Aux États-Unis, la croissance décevante du PIB au premier trimestre (1,4 % par rapport au trimestre précédent) a été freinée par une réduction des stocks. La demande intérieure continue de croître à un rythme d’environ 2 %, entraînée par la consommation et l’investissement non résidentiel. Alors que l’épargne excédentaire induite par la pandémie est désormais épuisée, le pouvoir d’achat des ménages reste soutenu par une forte croissance des revenus réels. L’investissement dans les logiciels maintient les dépenses d’investissement à flot malgré des coûts d’emprunt élevés. Le marché du travail s’est ralenti depuis le début de l’année, les créations d’emplois passant de 267 000 par mois au premier trimestre à 218 000 en moyenne en mai et en avril. En outre, le nombre d’offres d’emploi par chômeur est passé de 1,3 en janvier à 1,1 en mai (il a culminé à environ 1,9 en mars 2022). Cela a contribué à ralentir la croissance des salaires, l’indice de croissance de l’emploi diminuant à 4,2 % en glissement annuel au premier trimestre (il a atteint un sommet de plus de 5 % en 2022). Dans le même temps, les gains de productivité, stimulés par l’étroitesse du marché du travail, limitent la croissance des coûts unitaires de main-d’œuvre.
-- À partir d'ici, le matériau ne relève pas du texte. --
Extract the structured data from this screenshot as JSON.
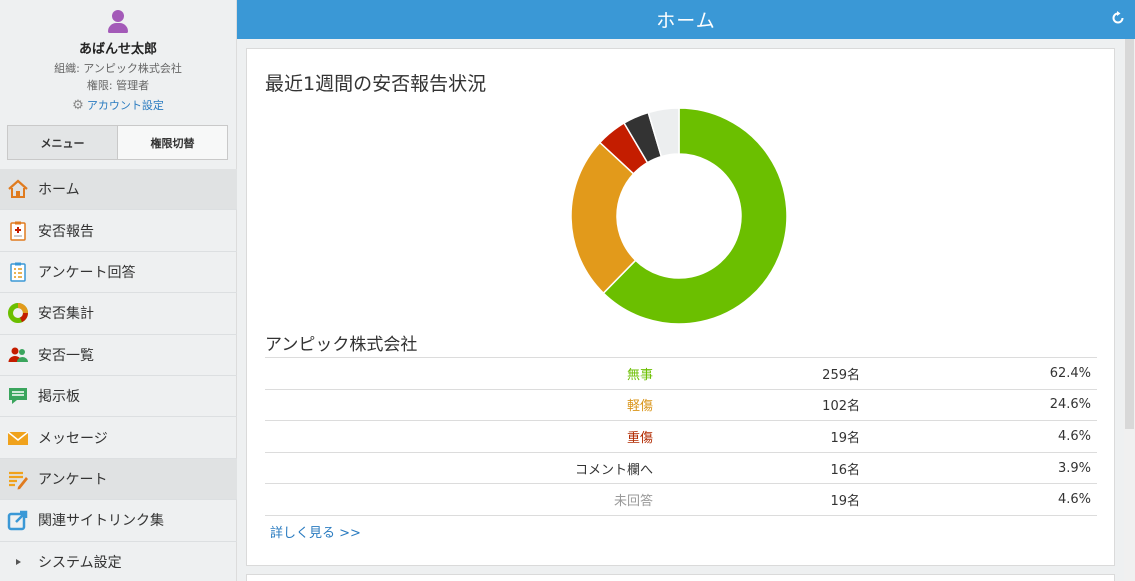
{
  "header": {
    "title": "ホーム"
  },
  "profile": {
    "name": "あばんせ太郎",
    "org": "組織: アンピック株式会社",
    "role": "権限: 管理者",
    "account_settings": "アカウント設定"
  },
  "toggle": {
    "menu": "メニュー",
    "role_switch": "権限切替"
  },
  "nav": [
    {
      "label": "ホーム",
      "icon": "home-icon"
    },
    {
      "label": "安否報告",
      "icon": "report-clipboard-icon"
    },
    {
      "label": "アンケート回答",
      "icon": "survey-answer-icon"
    },
    {
      "label": "安否集計",
      "icon": "donut-chart-icon"
    },
    {
      "label": "安否一覧",
      "icon": "users-icon"
    },
    {
      "label": "掲示板",
      "icon": "chat-bubble-icon"
    },
    {
      "label": "メッセージ",
      "icon": "envelope-icon"
    },
    {
      "label": "アンケート",
      "icon": "survey-edit-icon"
    },
    {
      "label": "関連サイトリンク集",
      "icon": "external-link-icon"
    },
    {
      "label": "システム設定",
      "icon": "triangle-right-icon"
    }
  ],
  "panel": {
    "title": "最近1週間の安否報告状況",
    "org_name": "アンピック株式会社",
    "more_link": "詳しく見る >>"
  },
  "chart_data": {
    "type": "pie",
    "style": "donut",
    "categories": [
      "無事",
      "軽傷",
      "重傷",
      "コメント欄へ",
      "未回答"
    ],
    "values": [
      62.4,
      24.6,
      4.6,
      3.9,
      4.6
    ],
    "counts": [
      259,
      102,
      19,
      16,
      19
    ],
    "colors": [
      "#6bbf00",
      "#e29a1b",
      "#c41d00",
      "#333333",
      "#eceeef"
    ]
  },
  "stats_rows": [
    {
      "label": "無事",
      "count": "259名",
      "pct": "62.4%",
      "color": "#6bbf00"
    },
    {
      "label": "軽傷",
      "count": "102名",
      "pct": "24.6%",
      "color": "#d9951a"
    },
    {
      "label": "重傷",
      "count": "19名",
      "pct": "4.6%",
      "color": "#b22a00"
    },
    {
      "label": "コメント欄へ",
      "count": "16名",
      "pct": "3.9%",
      "color": "#333333"
    },
    {
      "label": "未回答",
      "count": "19名",
      "pct": "4.6%",
      "color": "#9a9a9a"
    }
  ],
  "colors": {
    "header": "#3a98d6",
    "link": "#2a7bc0"
  }
}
Tout cela est de bon augure pour l’inflation, après les données décevantes du premier trimestre. En mai, l’IPC de base a ralenti à 3,4 % en glissement annuel, contre une moyenne de 3,8 % au premier trimestre. Nous prévoyons que l’inflation de base PCE (la mesure ciblée par la Fed) passera de 2,8 % en glissement annuel à 2,7 % d’ici la fin de l’année, ce qui implique des impressions mensuelles annualisées légèrement supérieures à 2 %. À l’avenir, l’évolution du marché du travail sera déterminante. Jusqu’à présent, le ralentissement de la demande de main-d’œuvre s’est accompagné d’une faible destruction d’emplois. Les demandes d’allocations chômage ont légèrement augmenté au printemps, mais les licenciements restent à des niveaux historiquement bas. La thésaurisation de la main-d’œuvre maintiendra le chômage sous contrôle, ce qui permettra une décélération en douceur de la croissance de la consommation. Nous prévoyons une augmentation du PIB de 2,4 % cette année et de 1,9 % en 2025.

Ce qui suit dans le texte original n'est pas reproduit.